Management does not agree with the Supervisory Agent that there is any undue concentration of loans in either Florida or Arizona.
FHLBB conducted two more annual examinations in 1988 and 1989. Each year's report echoed the criticisms of the 1984 and 1987 examinations.
In 1988 the examination report (D. Ex. 60) found a lack of appraisal policies (id. at 2); an out-of-date appraisal on Tidy Island (id.); problems with the appraisals of Agua Dulce (id. at A-13.2); "material concerns" about the Power Road Medical Center project (id. at A-13.5 to A-13.6); difficulty with the fact that nearly half of the entire amount outstanding on ADC properties in Arizona consisted of "criticized assets" (id. at A-14.1 to A-15.4); and regulatory violations regarding appraisals (id. at A-26.1). Although defendants responded to the examination report, their response (D. Ex. 63) did not contest the examiner's conclusions as earlier responses had.

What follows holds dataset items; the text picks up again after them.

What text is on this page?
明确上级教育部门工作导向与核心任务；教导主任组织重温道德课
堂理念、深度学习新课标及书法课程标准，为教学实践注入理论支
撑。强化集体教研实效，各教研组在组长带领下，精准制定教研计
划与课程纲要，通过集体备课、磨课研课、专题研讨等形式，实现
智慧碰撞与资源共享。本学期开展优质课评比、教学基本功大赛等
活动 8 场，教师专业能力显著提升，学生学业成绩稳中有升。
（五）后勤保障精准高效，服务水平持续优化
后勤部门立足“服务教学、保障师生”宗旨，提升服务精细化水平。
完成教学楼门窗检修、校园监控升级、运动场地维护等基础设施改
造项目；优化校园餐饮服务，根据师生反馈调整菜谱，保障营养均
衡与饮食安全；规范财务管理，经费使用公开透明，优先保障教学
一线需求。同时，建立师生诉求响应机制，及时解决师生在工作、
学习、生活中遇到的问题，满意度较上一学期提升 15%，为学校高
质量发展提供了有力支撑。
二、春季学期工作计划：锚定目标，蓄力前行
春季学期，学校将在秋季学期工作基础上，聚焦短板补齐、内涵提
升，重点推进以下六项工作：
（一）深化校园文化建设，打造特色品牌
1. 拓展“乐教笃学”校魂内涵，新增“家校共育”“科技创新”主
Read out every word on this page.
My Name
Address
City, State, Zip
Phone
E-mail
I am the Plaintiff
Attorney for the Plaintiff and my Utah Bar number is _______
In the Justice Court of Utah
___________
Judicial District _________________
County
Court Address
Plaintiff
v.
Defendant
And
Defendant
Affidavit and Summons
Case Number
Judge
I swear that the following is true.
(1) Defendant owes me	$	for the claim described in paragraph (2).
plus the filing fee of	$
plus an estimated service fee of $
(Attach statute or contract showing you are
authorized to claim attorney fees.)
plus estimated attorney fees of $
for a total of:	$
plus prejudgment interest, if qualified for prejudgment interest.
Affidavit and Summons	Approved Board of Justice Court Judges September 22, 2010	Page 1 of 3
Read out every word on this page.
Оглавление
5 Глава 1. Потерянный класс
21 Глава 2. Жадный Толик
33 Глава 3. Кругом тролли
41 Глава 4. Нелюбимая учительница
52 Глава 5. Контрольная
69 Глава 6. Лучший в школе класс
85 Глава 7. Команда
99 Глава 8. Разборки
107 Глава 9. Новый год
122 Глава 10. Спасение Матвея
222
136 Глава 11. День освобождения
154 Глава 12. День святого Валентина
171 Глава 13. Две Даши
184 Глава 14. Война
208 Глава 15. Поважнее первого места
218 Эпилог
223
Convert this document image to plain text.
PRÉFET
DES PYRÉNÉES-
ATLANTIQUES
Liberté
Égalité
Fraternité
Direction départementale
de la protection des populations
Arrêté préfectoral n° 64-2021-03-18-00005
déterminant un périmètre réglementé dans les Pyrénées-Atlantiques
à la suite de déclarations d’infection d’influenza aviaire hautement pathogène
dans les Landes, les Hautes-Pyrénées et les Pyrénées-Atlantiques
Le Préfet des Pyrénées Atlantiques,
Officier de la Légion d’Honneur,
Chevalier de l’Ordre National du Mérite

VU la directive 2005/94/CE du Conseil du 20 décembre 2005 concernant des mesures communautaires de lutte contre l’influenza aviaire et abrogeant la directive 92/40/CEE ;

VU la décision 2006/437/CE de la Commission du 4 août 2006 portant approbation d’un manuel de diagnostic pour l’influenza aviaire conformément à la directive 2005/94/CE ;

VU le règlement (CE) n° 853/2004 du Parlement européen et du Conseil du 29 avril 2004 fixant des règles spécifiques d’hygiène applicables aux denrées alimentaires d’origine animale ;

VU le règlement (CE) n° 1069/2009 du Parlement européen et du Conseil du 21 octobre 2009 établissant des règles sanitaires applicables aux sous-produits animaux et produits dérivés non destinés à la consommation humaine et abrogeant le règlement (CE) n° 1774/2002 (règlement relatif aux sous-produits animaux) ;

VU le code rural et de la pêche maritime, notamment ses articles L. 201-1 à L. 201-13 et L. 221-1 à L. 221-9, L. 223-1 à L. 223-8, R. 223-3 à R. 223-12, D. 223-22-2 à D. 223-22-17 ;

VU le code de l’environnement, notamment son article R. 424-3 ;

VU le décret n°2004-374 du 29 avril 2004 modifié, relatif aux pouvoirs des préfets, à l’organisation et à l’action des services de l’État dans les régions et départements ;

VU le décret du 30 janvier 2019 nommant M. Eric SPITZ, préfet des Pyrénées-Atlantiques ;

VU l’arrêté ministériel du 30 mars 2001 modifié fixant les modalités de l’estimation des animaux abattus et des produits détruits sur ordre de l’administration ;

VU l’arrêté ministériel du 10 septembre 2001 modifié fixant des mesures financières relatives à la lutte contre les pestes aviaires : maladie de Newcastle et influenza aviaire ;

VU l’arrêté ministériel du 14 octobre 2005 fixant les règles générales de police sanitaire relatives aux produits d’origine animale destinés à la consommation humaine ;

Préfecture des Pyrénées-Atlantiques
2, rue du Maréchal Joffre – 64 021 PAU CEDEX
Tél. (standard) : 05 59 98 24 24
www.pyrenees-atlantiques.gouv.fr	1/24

FHLBB's 1989 examination report (P. Ex. 38) criticized Horizon's relationship with Markham (id. at 1-a-3); noted the lack of support for the La Buena Vida loans (id. at 2-a to 2-a-1); criticized the Power Road Medical Center loan and appraisal (id. at 2-a-6); said "it [was] unclear why bank management chose to proceed with [Agua Dulce]" (id. at 2-a-13 to 2-a-14); and criticized Tidy Island (id. at 2-a-16 to 2-a-17). Because the appointment of RTC as receiver (referred to later) intervened, Horizon had no opportunity to respond to that report.
In addition to conducting the annual examinations, FHLBB engaged in an annual review of Horizon's business plans. From the time of the merger until Horizon was placed in receivership, FHLBB always approved those business plans.
In 1989 Congress enacted FIRREA, which altered the existing regulatory structure and, most importantly to this case, did away with the recognition of supervisory goodwill to meet capital requirements. Without its supervisory goodwill, Horizon immediately fell below the capital requirements. Hence, on January 11, 1990 the Office of Thrift Supervision ("OTS") declared Horizon insolvent and appointed RTC as receiver. At that time 69.5% of Horizon's substandard or classified assets were the result of loans brokered by Markham, and 93% of Horizon's substandard or classified assets were in Arizona or Florida.